Researchers funded by the national science challenge A Better Start found the number of children who are overweight, obese or extremely obese declined by 2.2 percent between 2010 and 2016, according to data from the B4 School Check conducted each year on the country’s four-year-olds.
The decline is across the board, across gender, ethnicity, socioeconomic status and urban and rural children.
Dr Nichola Shackleton of the University of Auckland, the lead author of a paper published in the journal Paediatric Obesity, says while it’s good news for 4-year-olds, the researchers don’t know if the effect continues once they reach school.
The decline needs to be seen in the context of New Zealand’s rates of childhood obesity which remain among the highest in the world.
Obesity is linked to a long list of health conditions, including heart disease, type 2 diabetes and some forms of cancer.
Obesity contributes to about 9% of all illness, disability and premature death.
Professor Wayne Cutfield, director of A Better Start, says the decline might indicate that health promotion is working on families with young children.
For young children, families have easier access to physical activities and better control on what they eat.
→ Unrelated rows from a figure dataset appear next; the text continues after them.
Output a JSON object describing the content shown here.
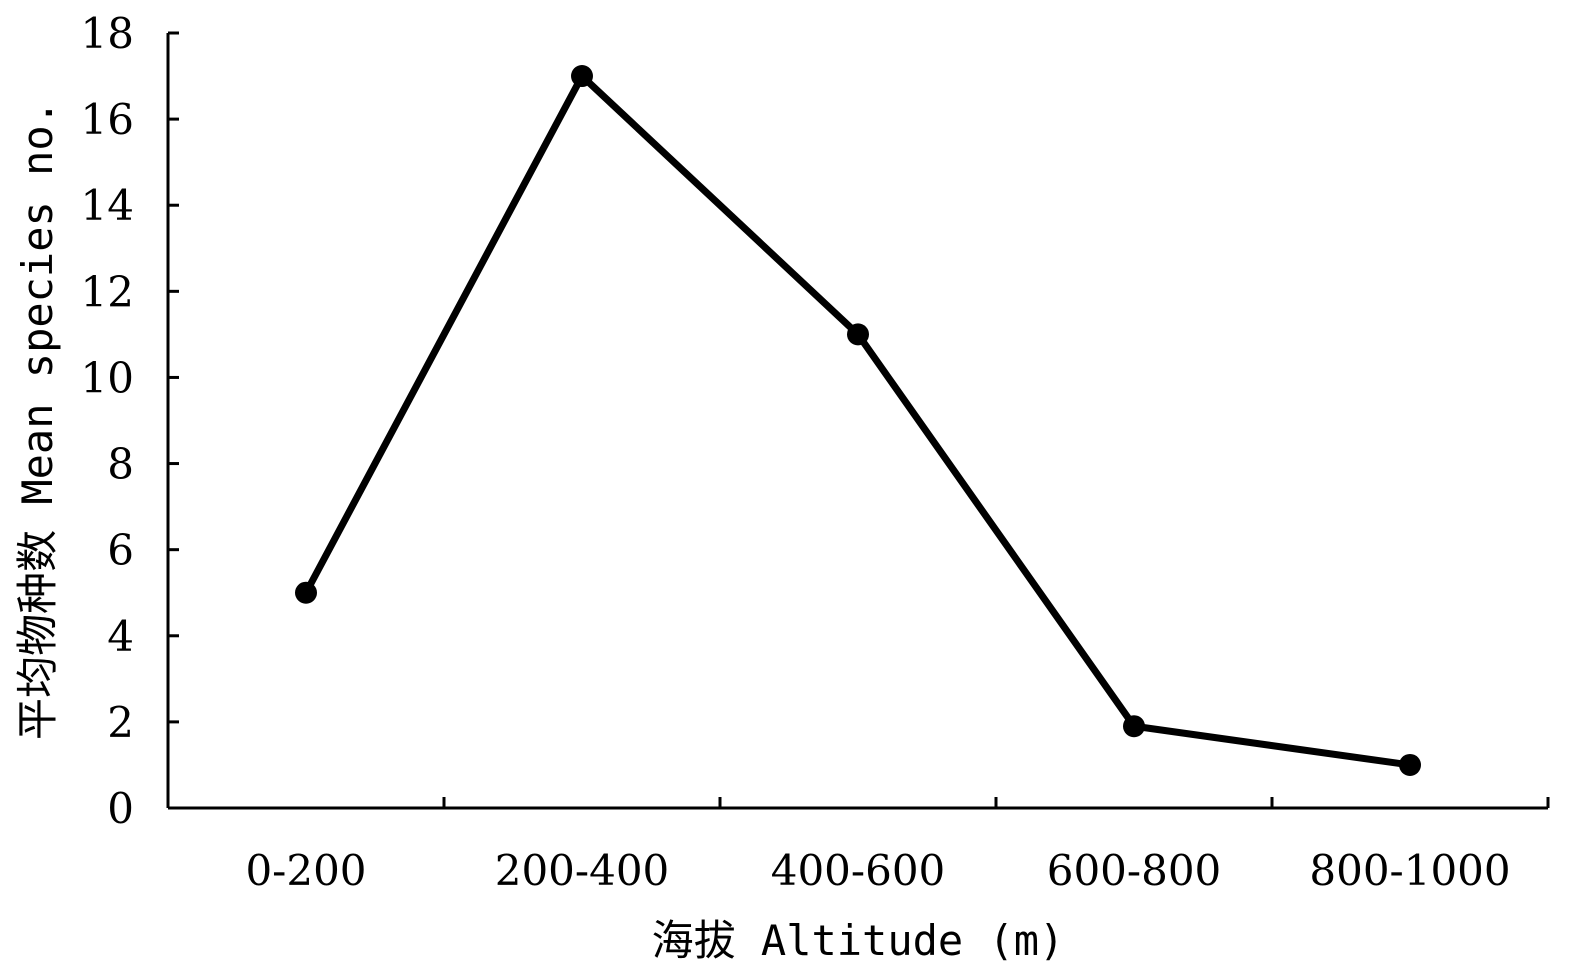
{
  "chart_data": {
    "type": "line",
    "categories": [
      "0-200",
      "200-400",
      "400-600",
      "600-800",
      "800-1000"
    ],
    "values": [
      5,
      17,
      11,
      1.9,
      1
    ],
    "title": "",
    "xlabel": "海拔 Altitude (m)",
    "ylabel": "平均物种数 Mean species no.",
    "ylim": [
      0,
      18
    ],
    "yticks": [
      "0",
      "2",
      "4",
      "6",
      "8",
      "10",
      "12",
      "14",
      "16",
      "18"
    ],
    "grid": false,
    "legend": "none",
    "line_color": "#000000",
    "marker": "filled-circle"
  }
}
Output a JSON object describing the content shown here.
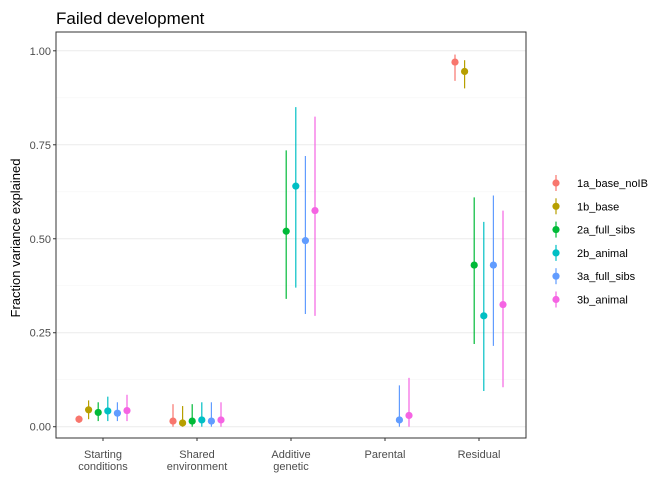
{
  "chart_data": {
    "type": "scatter",
    "title": "Failed development",
    "xlabel": "",
    "ylabel": "Fraction variance explained",
    "ylim": [
      -0.03,
      1.05
    ],
    "yticks": [
      "0.00",
      "0.25",
      "0.50",
      "0.75",
      "1.00"
    ],
    "ytick_values": [
      0,
      0.25,
      0.5,
      0.75,
      1.0
    ],
    "categories": [
      [
        "Starting",
        "conditions"
      ],
      [
        "Shared",
        "environment"
      ],
      [
        "Additive",
        "genetic"
      ],
      [
        "Parental"
      ],
      [
        "Residual"
      ]
    ],
    "grid": "horizontal",
    "legend_position": "right",
    "series": [
      {
        "name": "1a_base_noIB",
        "color": "#F8766D",
        "points": [
          {
            "category": 0,
            "y": 0.02,
            "lo": 0.01,
            "hi": 0.03
          },
          {
            "category": 1,
            "y": 0.015,
            "lo": 0.0,
            "hi": 0.06
          },
          {
            "category": 4,
            "y": 0.97,
            "lo": 0.92,
            "hi": 0.99
          }
        ]
      },
      {
        "name": "1b_base",
        "color": "#B79F00",
        "points": [
          {
            "category": 0,
            "y": 0.045,
            "lo": 0.02,
            "hi": 0.07
          },
          {
            "category": 1,
            "y": 0.01,
            "lo": 0.0,
            "hi": 0.055
          },
          {
            "category": 4,
            "y": 0.945,
            "lo": 0.9,
            "hi": 0.975
          }
        ]
      },
      {
        "name": "2a_full_sibs",
        "color": "#00BA38",
        "points": [
          {
            "category": 0,
            "y": 0.038,
            "lo": 0.015,
            "hi": 0.065
          },
          {
            "category": 1,
            "y": 0.015,
            "lo": 0.0,
            "hi": 0.06
          },
          {
            "category": 2,
            "y": 0.52,
            "lo": 0.34,
            "hi": 0.735
          },
          {
            "category": 4,
            "y": 0.43,
            "lo": 0.22,
            "hi": 0.61
          }
        ]
      },
      {
        "name": "2b_animal",
        "color": "#00BFC4",
        "points": [
          {
            "category": 0,
            "y": 0.042,
            "lo": 0.015,
            "hi": 0.08
          },
          {
            "category": 1,
            "y": 0.018,
            "lo": 0.0,
            "hi": 0.065
          },
          {
            "category": 2,
            "y": 0.64,
            "lo": 0.37,
            "hi": 0.85
          },
          {
            "category": 4,
            "y": 0.295,
            "lo": 0.095,
            "hi": 0.545
          }
        ]
      },
      {
        "name": "3a_full_sibs",
        "color": "#619CFF",
        "points": [
          {
            "category": 0,
            "y": 0.036,
            "lo": 0.015,
            "hi": 0.065
          },
          {
            "category": 1,
            "y": 0.015,
            "lo": 0.0,
            "hi": 0.065
          },
          {
            "category": 2,
            "y": 0.495,
            "lo": 0.3,
            "hi": 0.72
          },
          {
            "category": 3,
            "y": 0.018,
            "lo": 0.0,
            "hi": 0.11
          },
          {
            "category": 4,
            "y": 0.43,
            "lo": 0.215,
            "hi": 0.615
          }
        ]
      },
      {
        "name": "3b_animal",
        "color": "#F564E3",
        "points": [
          {
            "category": 0,
            "y": 0.043,
            "lo": 0.015,
            "hi": 0.085
          },
          {
            "category": 1,
            "y": 0.018,
            "lo": 0.0,
            "hi": 0.065
          },
          {
            "category": 2,
            "y": 0.575,
            "lo": 0.295,
            "hi": 0.825
          },
          {
            "category": 3,
            "y": 0.03,
            "lo": 0.0,
            "hi": 0.13
          },
          {
            "category": 4,
            "y": 0.325,
            "lo": 0.105,
            "hi": 0.575
          }
        ]
      }
    ]
  }
}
Over the six years of data analysed, the B4 School Check was completed by registered nurses on between 75 percent and 92 percent of four-year olds, about 317,000 children.
The current main source of data on childhood obesity comes from the National Health Survey, which relies on data from fewer than 5000 children, between 0 and 14 years.
That survey estimates 33 percent of children of between 4 and 5 year olds are overweight or obese.
This rises to over 40 percent for Maori, over 50% for Pasifika and 40 percent for children in low socioeconomic areas.